The new code took effect Oct. 18.

"I am in disbelief that this dress code was approved," parent and Ridgewood alumna Marissa White wrote in an email to superintendent Kurt Browning. "From what I have heard, parents and students have not and do not support it, but because the administration pushed so hard regardless, here we are."

Board member Alison Crumbley, who represents the Ridgewood area, said Wednesday that she had received complaints that the rules were not being applied equally to all students, among other concerns. Initially uncomfortable with the proposal, Crumbley said she had backed the plan only after getting assurances that it had parent and student buy-in.

"They're bringing the protest to the School Board," Crumbley said, indicating she had new questions that need clear answers.

Parent Rodney Polansky is organizing that opposition. He suggested that teens wearing non-code blue T-shirts on campus won't generate as much action as having dozens of parents and students fill the board room demanding change.

"I feel these children need representation," said Polansky, who noted his son had been sent to in-school suspension three times for what he considered minor code violations.

His son was not, however, sent to the office when he wore a dress to school along with about 15 other boys, Polansky said. If the issue was to end distractions, as school officials told the board, Polansky wondered why boys' socks with Nike logos got more attention than boys in sparkly dresses.

Such inconsistencies, plus the threat of possible arrest for the protest, prompted a six-page letter to school and district leaders from Jennifer Morley, president of the ACLU Greater Tampa Bay.
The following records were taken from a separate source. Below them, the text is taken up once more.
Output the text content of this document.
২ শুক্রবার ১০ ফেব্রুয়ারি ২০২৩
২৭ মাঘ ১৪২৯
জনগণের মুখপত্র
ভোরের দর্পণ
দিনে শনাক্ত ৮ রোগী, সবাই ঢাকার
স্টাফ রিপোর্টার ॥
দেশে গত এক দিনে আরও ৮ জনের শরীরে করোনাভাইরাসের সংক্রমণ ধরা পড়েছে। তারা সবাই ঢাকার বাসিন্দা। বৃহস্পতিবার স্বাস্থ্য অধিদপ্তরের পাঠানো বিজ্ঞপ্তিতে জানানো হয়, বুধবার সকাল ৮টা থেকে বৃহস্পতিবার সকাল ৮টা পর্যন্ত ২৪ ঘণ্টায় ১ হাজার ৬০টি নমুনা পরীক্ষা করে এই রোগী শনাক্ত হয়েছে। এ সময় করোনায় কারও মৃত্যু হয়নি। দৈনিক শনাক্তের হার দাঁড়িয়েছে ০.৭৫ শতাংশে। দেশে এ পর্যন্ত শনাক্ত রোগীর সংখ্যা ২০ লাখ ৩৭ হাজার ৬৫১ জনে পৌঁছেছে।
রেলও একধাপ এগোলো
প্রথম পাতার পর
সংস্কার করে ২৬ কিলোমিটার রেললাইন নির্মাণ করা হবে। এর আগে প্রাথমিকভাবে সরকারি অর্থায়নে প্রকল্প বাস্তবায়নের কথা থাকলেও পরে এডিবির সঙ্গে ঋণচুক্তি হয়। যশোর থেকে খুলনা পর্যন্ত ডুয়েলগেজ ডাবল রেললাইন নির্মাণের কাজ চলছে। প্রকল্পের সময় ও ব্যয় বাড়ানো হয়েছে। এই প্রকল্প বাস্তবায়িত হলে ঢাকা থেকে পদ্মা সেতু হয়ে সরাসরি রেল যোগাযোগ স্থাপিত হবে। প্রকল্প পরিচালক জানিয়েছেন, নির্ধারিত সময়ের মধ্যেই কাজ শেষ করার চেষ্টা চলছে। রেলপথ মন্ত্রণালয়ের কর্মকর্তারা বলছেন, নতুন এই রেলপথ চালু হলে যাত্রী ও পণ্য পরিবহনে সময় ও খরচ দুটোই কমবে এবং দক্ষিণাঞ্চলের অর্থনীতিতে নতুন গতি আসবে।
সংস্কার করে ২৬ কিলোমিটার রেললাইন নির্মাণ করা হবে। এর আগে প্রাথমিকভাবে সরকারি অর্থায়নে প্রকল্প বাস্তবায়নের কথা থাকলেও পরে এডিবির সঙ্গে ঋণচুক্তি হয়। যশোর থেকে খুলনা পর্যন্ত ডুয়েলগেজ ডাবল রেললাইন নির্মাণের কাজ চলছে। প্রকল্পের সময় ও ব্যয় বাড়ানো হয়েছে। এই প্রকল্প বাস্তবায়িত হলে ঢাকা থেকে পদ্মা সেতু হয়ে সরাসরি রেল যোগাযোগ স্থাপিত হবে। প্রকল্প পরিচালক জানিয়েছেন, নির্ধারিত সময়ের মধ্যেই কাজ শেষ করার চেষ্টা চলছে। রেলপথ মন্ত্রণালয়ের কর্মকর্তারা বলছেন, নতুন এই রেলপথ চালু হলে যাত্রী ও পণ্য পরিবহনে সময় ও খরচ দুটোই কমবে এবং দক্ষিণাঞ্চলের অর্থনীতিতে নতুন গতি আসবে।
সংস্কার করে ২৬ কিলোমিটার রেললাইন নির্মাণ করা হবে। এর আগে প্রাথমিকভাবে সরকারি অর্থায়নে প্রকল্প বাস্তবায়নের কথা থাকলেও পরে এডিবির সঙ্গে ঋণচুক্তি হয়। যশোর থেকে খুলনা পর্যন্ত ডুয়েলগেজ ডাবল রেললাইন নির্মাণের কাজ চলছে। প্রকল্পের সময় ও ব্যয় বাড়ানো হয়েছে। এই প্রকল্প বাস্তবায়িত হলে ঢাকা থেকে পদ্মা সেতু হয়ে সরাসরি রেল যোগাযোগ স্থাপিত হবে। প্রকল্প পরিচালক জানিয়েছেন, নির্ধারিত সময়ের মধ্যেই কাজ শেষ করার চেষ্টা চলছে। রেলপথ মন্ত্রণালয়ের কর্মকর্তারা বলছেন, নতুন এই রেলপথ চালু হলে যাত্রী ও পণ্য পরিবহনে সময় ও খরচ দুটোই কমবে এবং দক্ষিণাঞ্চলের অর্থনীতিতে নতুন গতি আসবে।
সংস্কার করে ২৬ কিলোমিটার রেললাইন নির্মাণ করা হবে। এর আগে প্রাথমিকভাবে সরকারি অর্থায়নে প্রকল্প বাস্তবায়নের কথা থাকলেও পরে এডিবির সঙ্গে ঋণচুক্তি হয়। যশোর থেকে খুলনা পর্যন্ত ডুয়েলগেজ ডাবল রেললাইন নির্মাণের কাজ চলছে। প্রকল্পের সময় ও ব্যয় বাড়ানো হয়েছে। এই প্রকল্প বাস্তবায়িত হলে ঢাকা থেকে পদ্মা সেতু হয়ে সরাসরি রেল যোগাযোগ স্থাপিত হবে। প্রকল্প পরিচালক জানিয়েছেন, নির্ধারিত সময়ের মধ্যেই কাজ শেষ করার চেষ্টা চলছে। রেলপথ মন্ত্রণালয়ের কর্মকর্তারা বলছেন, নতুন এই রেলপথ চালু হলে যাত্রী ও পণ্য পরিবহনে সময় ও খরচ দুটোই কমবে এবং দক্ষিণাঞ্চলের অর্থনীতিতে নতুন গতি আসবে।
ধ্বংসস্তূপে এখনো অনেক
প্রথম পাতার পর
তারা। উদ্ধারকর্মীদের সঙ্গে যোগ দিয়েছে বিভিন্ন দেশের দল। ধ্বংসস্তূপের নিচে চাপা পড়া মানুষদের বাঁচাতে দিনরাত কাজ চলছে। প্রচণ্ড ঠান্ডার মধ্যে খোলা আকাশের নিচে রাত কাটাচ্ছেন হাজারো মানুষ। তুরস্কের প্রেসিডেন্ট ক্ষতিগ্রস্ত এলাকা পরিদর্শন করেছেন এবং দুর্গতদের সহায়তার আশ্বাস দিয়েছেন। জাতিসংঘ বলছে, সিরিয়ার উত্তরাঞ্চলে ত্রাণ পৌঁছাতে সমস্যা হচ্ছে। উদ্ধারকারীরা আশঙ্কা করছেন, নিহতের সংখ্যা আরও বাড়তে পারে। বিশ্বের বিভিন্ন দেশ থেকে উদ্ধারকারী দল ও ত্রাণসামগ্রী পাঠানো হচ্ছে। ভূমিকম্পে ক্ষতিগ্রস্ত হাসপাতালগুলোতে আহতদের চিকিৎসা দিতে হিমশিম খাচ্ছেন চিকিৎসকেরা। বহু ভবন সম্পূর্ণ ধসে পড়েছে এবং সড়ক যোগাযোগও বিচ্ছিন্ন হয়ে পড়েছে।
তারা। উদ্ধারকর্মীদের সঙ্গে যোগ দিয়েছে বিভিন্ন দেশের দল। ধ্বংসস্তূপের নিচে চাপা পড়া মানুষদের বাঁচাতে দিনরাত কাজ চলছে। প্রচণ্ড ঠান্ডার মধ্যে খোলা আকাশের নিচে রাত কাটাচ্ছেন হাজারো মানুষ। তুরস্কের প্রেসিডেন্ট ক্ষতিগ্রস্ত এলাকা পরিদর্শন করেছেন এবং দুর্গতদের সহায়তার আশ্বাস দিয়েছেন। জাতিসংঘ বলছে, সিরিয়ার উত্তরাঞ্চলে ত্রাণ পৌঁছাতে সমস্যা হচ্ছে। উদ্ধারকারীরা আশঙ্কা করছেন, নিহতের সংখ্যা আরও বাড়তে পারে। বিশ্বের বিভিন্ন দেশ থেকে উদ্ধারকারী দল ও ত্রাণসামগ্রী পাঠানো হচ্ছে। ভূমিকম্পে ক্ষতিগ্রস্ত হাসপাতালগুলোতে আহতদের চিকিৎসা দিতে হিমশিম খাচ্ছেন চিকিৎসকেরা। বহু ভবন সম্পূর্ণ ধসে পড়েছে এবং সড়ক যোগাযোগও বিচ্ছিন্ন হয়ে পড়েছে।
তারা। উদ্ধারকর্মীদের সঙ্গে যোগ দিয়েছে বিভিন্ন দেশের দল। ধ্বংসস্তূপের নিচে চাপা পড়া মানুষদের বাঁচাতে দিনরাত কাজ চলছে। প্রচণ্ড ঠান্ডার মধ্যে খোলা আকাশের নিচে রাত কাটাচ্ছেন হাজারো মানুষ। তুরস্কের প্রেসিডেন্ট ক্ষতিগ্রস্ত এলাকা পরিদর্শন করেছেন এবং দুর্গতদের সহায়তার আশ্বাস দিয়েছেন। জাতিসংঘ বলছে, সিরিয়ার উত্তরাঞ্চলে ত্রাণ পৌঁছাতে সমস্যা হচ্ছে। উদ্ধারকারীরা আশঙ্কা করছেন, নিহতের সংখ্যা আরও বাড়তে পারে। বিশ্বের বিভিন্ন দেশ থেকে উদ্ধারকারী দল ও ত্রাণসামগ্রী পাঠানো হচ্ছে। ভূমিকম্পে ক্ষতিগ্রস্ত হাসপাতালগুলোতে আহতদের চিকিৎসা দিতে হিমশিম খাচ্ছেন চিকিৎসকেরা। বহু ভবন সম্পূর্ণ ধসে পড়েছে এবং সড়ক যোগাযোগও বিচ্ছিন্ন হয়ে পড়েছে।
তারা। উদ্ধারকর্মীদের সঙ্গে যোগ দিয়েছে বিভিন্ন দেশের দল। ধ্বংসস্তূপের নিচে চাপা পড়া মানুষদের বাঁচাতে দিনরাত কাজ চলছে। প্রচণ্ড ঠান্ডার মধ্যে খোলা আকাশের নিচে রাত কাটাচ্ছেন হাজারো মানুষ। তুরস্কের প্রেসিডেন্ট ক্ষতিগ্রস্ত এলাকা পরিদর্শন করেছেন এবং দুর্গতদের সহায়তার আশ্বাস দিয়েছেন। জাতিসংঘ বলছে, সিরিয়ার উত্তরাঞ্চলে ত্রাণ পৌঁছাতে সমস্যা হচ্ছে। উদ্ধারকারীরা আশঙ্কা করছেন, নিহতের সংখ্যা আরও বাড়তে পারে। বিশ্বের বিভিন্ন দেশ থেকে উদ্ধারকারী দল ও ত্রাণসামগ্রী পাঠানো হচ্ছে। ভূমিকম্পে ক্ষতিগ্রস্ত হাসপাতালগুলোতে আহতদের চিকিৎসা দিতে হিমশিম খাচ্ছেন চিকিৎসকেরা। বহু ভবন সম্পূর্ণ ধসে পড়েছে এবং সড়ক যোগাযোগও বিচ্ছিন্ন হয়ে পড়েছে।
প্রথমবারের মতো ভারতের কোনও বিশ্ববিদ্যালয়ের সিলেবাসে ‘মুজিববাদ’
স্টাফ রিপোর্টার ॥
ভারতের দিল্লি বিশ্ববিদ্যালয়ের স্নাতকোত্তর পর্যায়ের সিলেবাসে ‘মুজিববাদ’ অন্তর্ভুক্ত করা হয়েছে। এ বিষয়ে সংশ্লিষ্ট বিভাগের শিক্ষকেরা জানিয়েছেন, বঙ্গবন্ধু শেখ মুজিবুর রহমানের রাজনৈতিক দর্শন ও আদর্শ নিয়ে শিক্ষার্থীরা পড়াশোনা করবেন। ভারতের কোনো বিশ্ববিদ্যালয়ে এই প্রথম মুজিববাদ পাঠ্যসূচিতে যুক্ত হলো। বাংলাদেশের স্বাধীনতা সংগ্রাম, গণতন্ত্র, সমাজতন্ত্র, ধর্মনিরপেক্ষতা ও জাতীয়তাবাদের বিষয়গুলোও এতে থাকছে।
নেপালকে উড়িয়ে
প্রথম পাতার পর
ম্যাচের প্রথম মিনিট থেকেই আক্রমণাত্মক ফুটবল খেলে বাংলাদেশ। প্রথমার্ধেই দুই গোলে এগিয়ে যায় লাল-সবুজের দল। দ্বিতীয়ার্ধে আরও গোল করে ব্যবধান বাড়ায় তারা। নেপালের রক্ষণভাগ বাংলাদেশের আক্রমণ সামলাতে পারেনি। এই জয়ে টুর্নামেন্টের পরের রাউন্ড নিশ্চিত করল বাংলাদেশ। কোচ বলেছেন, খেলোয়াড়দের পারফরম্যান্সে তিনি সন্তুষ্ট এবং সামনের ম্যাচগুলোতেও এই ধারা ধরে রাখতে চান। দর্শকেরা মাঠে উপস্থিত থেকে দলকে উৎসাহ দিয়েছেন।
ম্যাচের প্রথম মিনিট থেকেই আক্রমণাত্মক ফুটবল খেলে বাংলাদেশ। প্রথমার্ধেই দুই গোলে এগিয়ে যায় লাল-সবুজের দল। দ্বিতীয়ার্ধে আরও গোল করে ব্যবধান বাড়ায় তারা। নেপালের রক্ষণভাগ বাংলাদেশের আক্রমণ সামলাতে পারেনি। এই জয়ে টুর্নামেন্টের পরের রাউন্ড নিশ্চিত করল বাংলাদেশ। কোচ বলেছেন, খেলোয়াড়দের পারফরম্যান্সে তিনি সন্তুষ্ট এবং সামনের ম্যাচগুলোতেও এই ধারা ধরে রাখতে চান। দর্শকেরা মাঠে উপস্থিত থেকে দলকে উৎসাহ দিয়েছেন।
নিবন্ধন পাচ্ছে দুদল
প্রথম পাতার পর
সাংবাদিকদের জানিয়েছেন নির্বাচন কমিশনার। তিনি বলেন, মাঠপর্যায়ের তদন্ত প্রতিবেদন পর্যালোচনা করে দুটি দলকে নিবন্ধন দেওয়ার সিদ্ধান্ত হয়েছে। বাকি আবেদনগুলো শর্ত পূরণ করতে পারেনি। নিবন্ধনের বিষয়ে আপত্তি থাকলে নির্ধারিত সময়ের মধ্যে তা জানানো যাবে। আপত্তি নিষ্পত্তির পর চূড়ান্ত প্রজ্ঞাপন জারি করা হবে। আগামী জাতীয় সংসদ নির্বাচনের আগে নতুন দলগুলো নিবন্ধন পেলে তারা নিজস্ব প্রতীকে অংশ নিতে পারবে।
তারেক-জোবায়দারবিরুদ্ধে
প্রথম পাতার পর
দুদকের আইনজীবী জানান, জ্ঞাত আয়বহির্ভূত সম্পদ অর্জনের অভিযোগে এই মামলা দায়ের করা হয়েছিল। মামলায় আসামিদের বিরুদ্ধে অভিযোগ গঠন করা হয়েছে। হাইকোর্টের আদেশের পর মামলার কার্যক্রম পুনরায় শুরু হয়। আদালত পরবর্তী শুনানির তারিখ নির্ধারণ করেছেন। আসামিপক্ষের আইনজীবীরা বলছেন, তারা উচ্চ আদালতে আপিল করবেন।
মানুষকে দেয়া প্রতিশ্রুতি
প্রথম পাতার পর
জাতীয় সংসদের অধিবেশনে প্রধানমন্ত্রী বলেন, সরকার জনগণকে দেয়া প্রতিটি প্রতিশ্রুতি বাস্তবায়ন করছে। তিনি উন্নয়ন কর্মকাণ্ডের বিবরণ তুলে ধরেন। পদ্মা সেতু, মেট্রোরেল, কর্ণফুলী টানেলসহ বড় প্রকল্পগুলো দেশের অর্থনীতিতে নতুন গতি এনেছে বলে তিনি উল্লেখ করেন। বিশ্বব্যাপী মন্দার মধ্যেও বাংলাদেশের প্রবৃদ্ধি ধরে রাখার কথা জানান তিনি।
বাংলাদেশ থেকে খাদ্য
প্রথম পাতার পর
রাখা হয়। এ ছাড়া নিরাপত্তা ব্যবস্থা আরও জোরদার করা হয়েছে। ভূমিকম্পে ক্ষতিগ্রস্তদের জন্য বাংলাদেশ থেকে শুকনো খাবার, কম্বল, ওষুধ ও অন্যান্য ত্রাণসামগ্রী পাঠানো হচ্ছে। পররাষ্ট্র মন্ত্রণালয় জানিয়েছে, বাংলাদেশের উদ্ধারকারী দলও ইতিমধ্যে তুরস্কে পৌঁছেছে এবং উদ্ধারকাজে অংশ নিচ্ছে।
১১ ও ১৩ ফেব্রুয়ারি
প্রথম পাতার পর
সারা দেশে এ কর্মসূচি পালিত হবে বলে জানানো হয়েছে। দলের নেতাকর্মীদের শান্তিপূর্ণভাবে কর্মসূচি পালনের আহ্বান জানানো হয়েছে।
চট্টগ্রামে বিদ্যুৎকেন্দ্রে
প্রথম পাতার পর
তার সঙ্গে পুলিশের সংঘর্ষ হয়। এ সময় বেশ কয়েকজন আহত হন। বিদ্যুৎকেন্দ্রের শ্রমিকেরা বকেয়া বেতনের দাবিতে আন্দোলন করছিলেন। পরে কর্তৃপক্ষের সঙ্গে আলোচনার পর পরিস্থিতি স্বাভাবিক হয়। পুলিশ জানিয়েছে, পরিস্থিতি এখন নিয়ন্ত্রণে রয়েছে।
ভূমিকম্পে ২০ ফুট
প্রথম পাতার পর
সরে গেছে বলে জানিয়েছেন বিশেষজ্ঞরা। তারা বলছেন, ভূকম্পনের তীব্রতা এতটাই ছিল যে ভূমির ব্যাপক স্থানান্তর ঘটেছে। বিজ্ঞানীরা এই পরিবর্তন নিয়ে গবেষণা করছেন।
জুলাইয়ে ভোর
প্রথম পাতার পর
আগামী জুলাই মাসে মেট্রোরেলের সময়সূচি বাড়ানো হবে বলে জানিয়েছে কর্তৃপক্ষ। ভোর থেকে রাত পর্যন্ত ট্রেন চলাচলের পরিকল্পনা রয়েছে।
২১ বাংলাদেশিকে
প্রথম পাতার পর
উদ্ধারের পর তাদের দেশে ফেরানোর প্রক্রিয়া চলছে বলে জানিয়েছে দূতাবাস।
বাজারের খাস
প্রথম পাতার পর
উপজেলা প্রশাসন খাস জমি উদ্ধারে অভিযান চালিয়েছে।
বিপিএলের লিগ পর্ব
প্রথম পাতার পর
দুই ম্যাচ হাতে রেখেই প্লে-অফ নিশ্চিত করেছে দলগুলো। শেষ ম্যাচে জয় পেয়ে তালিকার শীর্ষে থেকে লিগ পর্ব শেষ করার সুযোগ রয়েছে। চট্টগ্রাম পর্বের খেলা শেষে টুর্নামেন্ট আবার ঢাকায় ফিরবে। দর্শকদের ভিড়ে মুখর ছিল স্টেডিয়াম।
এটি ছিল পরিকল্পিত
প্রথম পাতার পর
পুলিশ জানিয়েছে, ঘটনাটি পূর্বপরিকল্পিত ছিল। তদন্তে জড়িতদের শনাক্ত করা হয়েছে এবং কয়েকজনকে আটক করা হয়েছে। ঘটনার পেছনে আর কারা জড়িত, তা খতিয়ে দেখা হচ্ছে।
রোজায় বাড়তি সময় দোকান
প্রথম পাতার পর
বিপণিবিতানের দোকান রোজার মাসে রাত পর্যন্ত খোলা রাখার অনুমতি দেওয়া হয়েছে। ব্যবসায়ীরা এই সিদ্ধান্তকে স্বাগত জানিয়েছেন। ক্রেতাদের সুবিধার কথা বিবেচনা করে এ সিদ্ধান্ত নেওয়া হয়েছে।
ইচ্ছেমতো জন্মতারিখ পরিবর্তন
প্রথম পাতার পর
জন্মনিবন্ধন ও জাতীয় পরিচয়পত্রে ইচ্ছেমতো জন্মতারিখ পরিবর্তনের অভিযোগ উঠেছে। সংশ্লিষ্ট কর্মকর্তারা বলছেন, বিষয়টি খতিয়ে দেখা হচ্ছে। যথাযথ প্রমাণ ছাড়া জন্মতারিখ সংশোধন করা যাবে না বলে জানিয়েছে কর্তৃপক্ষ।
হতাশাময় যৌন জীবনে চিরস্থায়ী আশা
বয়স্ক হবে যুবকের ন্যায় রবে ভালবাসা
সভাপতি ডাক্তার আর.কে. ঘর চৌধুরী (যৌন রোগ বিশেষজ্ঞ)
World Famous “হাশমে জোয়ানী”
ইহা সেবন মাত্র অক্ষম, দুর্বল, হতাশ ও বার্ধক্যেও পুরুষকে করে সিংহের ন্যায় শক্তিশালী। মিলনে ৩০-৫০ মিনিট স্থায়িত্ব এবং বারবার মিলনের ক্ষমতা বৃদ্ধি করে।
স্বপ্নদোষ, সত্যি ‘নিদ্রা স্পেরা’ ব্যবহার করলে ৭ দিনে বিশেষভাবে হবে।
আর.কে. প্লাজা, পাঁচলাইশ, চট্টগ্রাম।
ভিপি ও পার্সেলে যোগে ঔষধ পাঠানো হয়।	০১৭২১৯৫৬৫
It warned them to tread lightly.

Students have well-established rights that don't end at the schoolhouse door, Morley advised. And a civil rights lawsuit can become an "expensive and often unnecessary means" for resolving disputes over the extent of a school's disciplinary powers, she added.

Morley said the planned in-school protest looked to be a "brilliant tactical move."

"It seems that students mean to prove their point by maneuvering the administration into a predicament wherein it must either: (1) disrupt its own activities by disciplining an impracticable number of students simultaneously (hence proving the students' point that enforcement of the policy is more disruptive to their educations than having a less-restrictive policy would be); or (2) declining to punish the students who violate the modified dress code, thereby implicitly conceding the students' point that enforcing the policy is more disruptive than disregarding it," she wrote.

Some parents have suggested they might picket outside the school before heading to the board meeting. Cobbe said district officials would hope for the best while preparing for the worst-case scenario.